As an aside, what tool would you recommend to align 454 reads to a
reference genome?


Cheers,
Dan.



2009/8/19 Dan Bolser <dan.bolser at gmail.com>:
> I'm trying to use this function (read454) but it keeps dying..
>
>
> library(ShortRead)
>
> experimentPath <-
>  "Fasta/"
>
> readPath <- experimentPath
> qualPath <- experimentPath
>
> pattern <- "FUBJ29X06.sff."
>
> reads <-
>  read454(RochePath(experimentPath=experimentPath,
>                    readPath=readPath,
>                    qualPath=qualPath), pattern)
>
> +   read454(RochePath(experimentPath=experimentPath,
> +                     readPath=readPath,
> +                     qualPath=qualPath), pattern)

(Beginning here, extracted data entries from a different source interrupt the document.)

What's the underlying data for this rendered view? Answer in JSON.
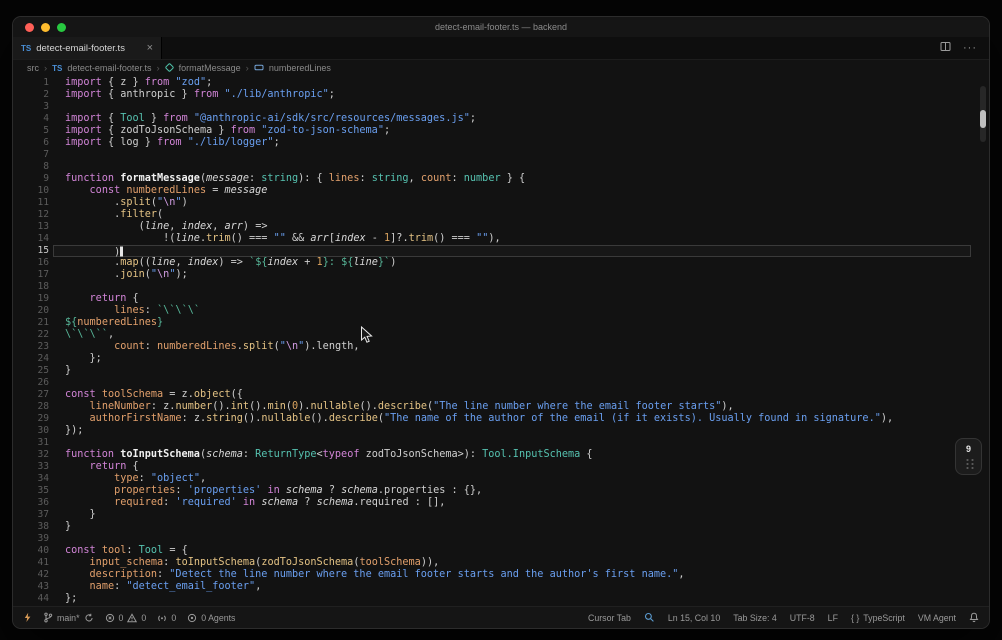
{
  "window": {
    "title": "detect-email-footer.ts — backend"
  },
  "tab": {
    "file_icon": "TS",
    "label": "detect-email-footer.ts",
    "close": "×"
  },
  "tabbar_actions": {
    "more": "···"
  },
  "breadcrumb": {
    "root": "src",
    "file_icon": "TS",
    "file": "detect-email-footer.ts",
    "method": "formatMessage",
    "variable": "numberedLines",
    "separator": "›"
  },
  "editor": {
    "cursor_line": 15,
    "lines": [
      {
        "n": 1,
        "t": [
          [
            "k",
            "import "
          ],
          [
            "p",
            "{ z } "
          ],
          [
            "k",
            "from "
          ],
          [
            "s",
            "\"zod\""
          ],
          [
            "p",
            ";"
          ]
        ]
      },
      {
        "n": 2,
        "t": [
          [
            "k",
            "import "
          ],
          [
            "p",
            "{ anthropic } "
          ],
          [
            "k",
            "from "
          ],
          [
            "s",
            "\"./lib/anthropic\""
          ],
          [
            "p",
            ";"
          ]
        ]
      },
      {
        "n": 3,
        "t": []
      },
      {
        "n": 4,
        "t": [
          [
            "k",
            "import "
          ],
          [
            "p",
            "{ "
          ],
          [
            "t",
            "Tool"
          ],
          [
            "p",
            " } "
          ],
          [
            "k",
            "from "
          ],
          [
            "s",
            "\"@anthropic-ai/sdk/src/resources/messages.js\""
          ],
          [
            "p",
            ";"
          ]
        ]
      },
      {
        "n": 5,
        "t": [
          [
            "k",
            "import "
          ],
          [
            "p",
            "{ zodToJsonSchema } "
          ],
          [
            "k",
            "from "
          ],
          [
            "s",
            "\"zod-to-json-schema\""
          ],
          [
            "p",
            ";"
          ]
        ]
      },
      {
        "n": 6,
        "t": [
          [
            "k",
            "import "
          ],
          [
            "p",
            "{ log } "
          ],
          [
            "k",
            "from "
          ],
          [
            "s",
            "\"./lib/logger\""
          ],
          [
            "p",
            ";"
          ]
        ]
      },
      {
        "n": 7,
        "t": []
      },
      {
        "n": 8,
        "t": []
      },
      {
        "n": 9,
        "t": [
          [
            "k",
            "function "
          ],
          [
            "f",
            "formatMessage"
          ],
          [
            "p",
            "("
          ],
          [
            "a",
            "message"
          ],
          [
            "p",
            ": "
          ],
          [
            "t",
            "string"
          ],
          [
            "p",
            "): { "
          ],
          [
            "v",
            "lines"
          ],
          [
            "p",
            ": "
          ],
          [
            "t",
            "string"
          ],
          [
            "p",
            ", "
          ],
          [
            "v",
            "count"
          ],
          [
            "p",
            ": "
          ],
          [
            "t",
            "number"
          ],
          [
            "p",
            " } {"
          ]
        ]
      },
      {
        "n": 10,
        "t": [
          [
            "p",
            "    "
          ],
          [
            "k",
            "const "
          ],
          [
            "v",
            "numberedLines"
          ],
          [
            "p",
            " = "
          ],
          [
            "a",
            "message"
          ]
        ]
      },
      {
        "n": 11,
        "t": [
          [
            "p",
            "        ."
          ],
          [
            "m",
            "split"
          ],
          [
            "p",
            "("
          ],
          [
            "s",
            "\""
          ],
          [
            "e",
            "\\n"
          ],
          [
            "s",
            "\""
          ],
          [
            "p",
            ")"
          ]
        ]
      },
      {
        "n": 12,
        "t": [
          [
            "p",
            "        ."
          ],
          [
            "m",
            "filter"
          ],
          [
            "p",
            "("
          ]
        ]
      },
      {
        "n": 13,
        "t": [
          [
            "p",
            "            ("
          ],
          [
            "a",
            "line"
          ],
          [
            "p",
            ", "
          ],
          [
            "a",
            "index"
          ],
          [
            "p",
            ", "
          ],
          [
            "a",
            "arr"
          ],
          [
            "p",
            ") =>"
          ]
        ]
      },
      {
        "n": 14,
        "t": [
          [
            "p",
            "                !("
          ],
          [
            "a",
            "line"
          ],
          [
            "p",
            "."
          ],
          [
            "m",
            "trim"
          ],
          [
            "p",
            "() === "
          ],
          [
            "s",
            "\"\""
          ],
          [
            "p",
            " && "
          ],
          [
            "a",
            "arr"
          ],
          [
            "p",
            "["
          ],
          [
            "a",
            "index"
          ],
          [
            "p",
            " - "
          ],
          [
            "n",
            "1"
          ],
          [
            "p",
            "]?."
          ],
          [
            "m",
            "trim"
          ],
          [
            "p",
            "() === "
          ],
          [
            "s",
            "\"\""
          ],
          [
            "p",
            "),"
          ]
        ]
      },
      {
        "n": 15,
        "t": [
          [
            "p",
            "        )"
          ]
        ]
      },
      {
        "n": 16,
        "t": [
          [
            "p",
            "        ."
          ],
          [
            "m",
            "map"
          ],
          [
            "p",
            "(("
          ],
          [
            "a",
            "line"
          ],
          [
            "p",
            ", "
          ],
          [
            "a",
            "index"
          ],
          [
            "p",
            ") => "
          ],
          [
            "g",
            "`${"
          ],
          [
            "a",
            "index"
          ],
          [
            "p",
            " + "
          ],
          [
            "n",
            "1"
          ],
          [
            "g",
            "}: ${"
          ],
          [
            "a",
            "line"
          ],
          [
            "g",
            "}`"
          ],
          [
            "p",
            ")"
          ]
        ]
      },
      {
        "n": 17,
        "t": [
          [
            "p",
            "        ."
          ],
          [
            "m",
            "join"
          ],
          [
            "p",
            "("
          ],
          [
            "s",
            "\""
          ],
          [
            "e",
            "\\n"
          ],
          [
            "s",
            "\""
          ],
          [
            "p",
            ");"
          ]
        ]
      },
      {
        "n": 18,
        "t": []
      },
      {
        "n": 19,
        "t": [
          [
            "p",
            "    "
          ],
          [
            "k",
            "return"
          ],
          [
            "p",
            " {"
          ]
        ]
      },
      {
        "n": 20,
        "t": [
          [
            "p",
            "        "
          ],
          [
            "v",
            "lines"
          ],
          [
            "p",
            ": "
          ],
          [
            "g",
            "`\\`\\`\\`"
          ]
        ]
      },
      {
        "n": 21,
        "t": [
          [
            "g",
            "${"
          ],
          [
            "v",
            "numberedLines"
          ],
          [
            "g",
            "}"
          ]
        ]
      },
      {
        "n": 22,
        "t": [
          [
            "g",
            "\\`\\`\\``"
          ],
          [
            "p",
            ","
          ]
        ]
      },
      {
        "n": 23,
        "t": [
          [
            "p",
            "        "
          ],
          [
            "v",
            "count"
          ],
          [
            "p",
            ": "
          ],
          [
            "v",
            "numberedLines"
          ],
          [
            "p",
            "."
          ],
          [
            "m",
            "split"
          ],
          [
            "p",
            "("
          ],
          [
            "s",
            "\""
          ],
          [
            "e",
            "\\n"
          ],
          [
            "s",
            "\""
          ],
          [
            "p",
            ").length,"
          ]
        ]
      },
      {
        "n": 24,
        "t": [
          [
            "p",
            "    };"
          ]
        ]
      },
      {
        "n": 25,
        "t": [
          [
            "p",
            "}"
          ]
        ]
      },
      {
        "n": 26,
        "t": []
      },
      {
        "n": 27,
        "t": [
          [
            "k",
            "const "
          ],
          [
            "v",
            "toolSchema"
          ],
          [
            "p",
            " = z."
          ],
          [
            "m",
            "object"
          ],
          [
            "p",
            "({"
          ]
        ]
      },
      {
        "n": 28,
        "t": [
          [
            "p",
            "    "
          ],
          [
            "v",
            "lineNumber"
          ],
          [
            "p",
            ": z."
          ],
          [
            "m",
            "number"
          ],
          [
            "p",
            "()."
          ],
          [
            "m",
            "int"
          ],
          [
            "p",
            "()."
          ],
          [
            "m",
            "min"
          ],
          [
            "p",
            "("
          ],
          [
            "n",
            "0"
          ],
          [
            "p",
            ")."
          ],
          [
            "m",
            "nullable"
          ],
          [
            "p",
            "()."
          ],
          [
            "m",
            "describe"
          ],
          [
            "p",
            "("
          ],
          [
            "s",
            "\"The line number where the email footer starts\""
          ],
          [
            "p",
            "),"
          ]
        ]
      },
      {
        "n": 29,
        "t": [
          [
            "p",
            "    "
          ],
          [
            "v",
            "authorFirstName"
          ],
          [
            "p",
            ": z."
          ],
          [
            "m",
            "string"
          ],
          [
            "p",
            "()."
          ],
          [
            "m",
            "nullable"
          ],
          [
            "p",
            "()."
          ],
          [
            "m",
            "describe"
          ],
          [
            "p",
            "("
          ],
          [
            "s",
            "\"The name of the author of the email (if it exists). Usually found in signature.\""
          ],
          [
            "p",
            "),"
          ]
        ]
      },
      {
        "n": 30,
        "t": [
          [
            "p",
            "});"
          ]
        ]
      },
      {
        "n": 31,
        "t": []
      },
      {
        "n": 32,
        "t": [
          [
            "k",
            "function "
          ],
          [
            "f",
            "toInputSchema"
          ],
          [
            "p",
            "("
          ],
          [
            "a",
            "schema"
          ],
          [
            "p",
            ": "
          ],
          [
            "t",
            "ReturnType"
          ],
          [
            "p",
            "<"
          ],
          [
            "k",
            "typeof"
          ],
          [
            "p",
            " zodToJsonSchema>): "
          ],
          [
            "t",
            "Tool.InputSchema"
          ],
          [
            "p",
            " {"
          ]
        ]
      },
      {
        "n": 33,
        "t": [
          [
            "p",
            "    "
          ],
          [
            "k",
            "return"
          ],
          [
            "p",
            " {"
          ]
        ]
      },
      {
        "n": 34,
        "t": [
          [
            "p",
            "        "
          ],
          [
            "v",
            "type"
          ],
          [
            "p",
            ": "
          ],
          [
            "s",
            "\"object\""
          ],
          [
            "p",
            ","
          ]
        ]
      },
      {
        "n": 35,
        "t": [
          [
            "p",
            "        "
          ],
          [
            "v",
            "properties"
          ],
          [
            "p",
            ": "
          ],
          [
            "s",
            "'properties'"
          ],
          [
            "p",
            " "
          ],
          [
            "k",
            "in"
          ],
          [
            "p",
            " "
          ],
          [
            "a",
            "schema"
          ],
          [
            "p",
            " ? "
          ],
          [
            "a",
            "schema"
          ],
          [
            "p",
            ".properties : {},"
          ]
        ]
      },
      {
        "n": 36,
        "t": [
          [
            "p",
            "        "
          ],
          [
            "v",
            "required"
          ],
          [
            "p",
            ": "
          ],
          [
            "s",
            "'required'"
          ],
          [
            "p",
            " "
          ],
          [
            "k",
            "in"
          ],
          [
            "p",
            " "
          ],
          [
            "a",
            "schema"
          ],
          [
            "p",
            " ? "
          ],
          [
            "a",
            "schema"
          ],
          [
            "p",
            ".required : [],"
          ]
        ]
      },
      {
        "n": 37,
        "t": [
          [
            "p",
            "    }"
          ]
        ]
      },
      {
        "n": 38,
        "t": [
          [
            "p",
            "}"
          ]
        ]
      },
      {
        "n": 39,
        "t": []
      },
      {
        "n": 40,
        "t": [
          [
            "k",
            "const "
          ],
          [
            "v",
            "tool"
          ],
          [
            "p",
            ": "
          ],
          [
            "t",
            "Tool"
          ],
          [
            "p",
            " = {"
          ]
        ]
      },
      {
        "n": 41,
        "t": [
          [
            "p",
            "    "
          ],
          [
            "v",
            "input_schema"
          ],
          [
            "p",
            ": "
          ],
          [
            "m",
            "toInputSchema"
          ],
          [
            "p",
            "("
          ],
          [
            "m",
            "zodToJsonSchema"
          ],
          [
            "p",
            "("
          ],
          [
            "v",
            "toolSchema"
          ],
          [
            "p",
            ")),"
          ]
        ]
      },
      {
        "n": 42,
        "t": [
          [
            "p",
            "    "
          ],
          [
            "v",
            "description"
          ],
          [
            "p",
            ": "
          ],
          [
            "s",
            "\"Detect the line number where the email footer starts and the author's first name.\""
          ],
          [
            "p",
            ","
          ]
        ]
      },
      {
        "n": 43,
        "t": [
          [
            "p",
            "    "
          ],
          [
            "v",
            "name"
          ],
          [
            "p",
            ": "
          ],
          [
            "s",
            "\"detect_email_footer\""
          ],
          [
            "p",
            ","
          ]
        ]
      },
      {
        "n": 44,
        "t": [
          [
            "p",
            "};"
          ]
        ]
      }
    ]
  },
  "widget": {
    "badge": "9"
  },
  "status": {
    "branch": "main*",
    "errors": "0",
    "warnings": "0",
    "indicator": "0",
    "agents": "0 Agents",
    "cursor_tab": "Cursor Tab",
    "position": "Ln 15, Col 10",
    "tab_size": "Tab Size: 4",
    "encoding": "UTF-8",
    "eol": "LF",
    "language_icon": "{ }",
    "language": "TypeScript",
    "vm": "VM Agent"
  },
  "colors": {
    "traffic_red": "#ff5f57",
    "traffic_yellow": "#febc2e",
    "traffic_green": "#28c840",
    "ts_blue": "#4a8fd6",
    "keyword": "#d184d6",
    "string": "#6a9ff0",
    "property": "#e2a06c",
    "method": "#e3c284",
    "type": "#56c2b0",
    "template": "#58b89a",
    "number": "#d8a25f",
    "editor_bg": "#121212"
  }
}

> Error in file(file, "r") : cannot open the connection
> In addition: Warning message:
> In file(file, "r") : cannot open file 'NA': No such file or directory
>
>
> The contents of the 'Fasta' directory look like this:
>
> ls Fasta/FUBJ29X06.sff.*
> Fasta/FUBJ29X06.sff.fna  Fasta/FUBJ29X06.sff.qual
>
>
>
> Why can't I just specify a fasta file and a quality file?
>
> Cheers,
> Dan.
>
>
> 2009/7/17 Pratap, Abhishek <APratap at som.umaryland.edu>:
>> Hi
>>
>> In that case based on my short experience I think you could specify a pattern while reading files from a directory.
>>
>> pattern-<"regex-pattern-here"
>>
>> reads <- read454(RochePath(experimentPath=experimentPath,readPath=readPath, qualPath=qualPath), pattern)
>>
>> I think should work.
>>
>> Thanks
>> -A
>>
>>
>> -----Original Message-----
>> From: bioc-sig-sequencing-bounces at r-project.org on behalf of Wolfgang Raffelsberger
>> Sent: Fri 7/17/2009 1:35 PM
>> Cc: bioc-sig-sequencing at r-project.org
>> Subject: Re: [Bioc-sig-seq] reading 454 data with ShortRead
>>
>> Dear Michael,
>>
>> Thank's a lot, it works now ...
>> If I understand right, I may not have more than one single pair of
>> sequence-reads (.fna) and quality-scores (.qual) in a given directory,
>> since you don't specify the file-names.
>>
>> Wolfgang
>>
>> Michael Mueller a écrit :
>>> Dear Wolfgang,
>>>
>>> readPath and qualPath specify the paths to the directory containing the
>>> .fna and .qual files rather than the paths to the files themselves.
>>>
>>> Try:
>>>
>>> experimentPath <- "/path/to/directory/containing/fna/and/qual/files"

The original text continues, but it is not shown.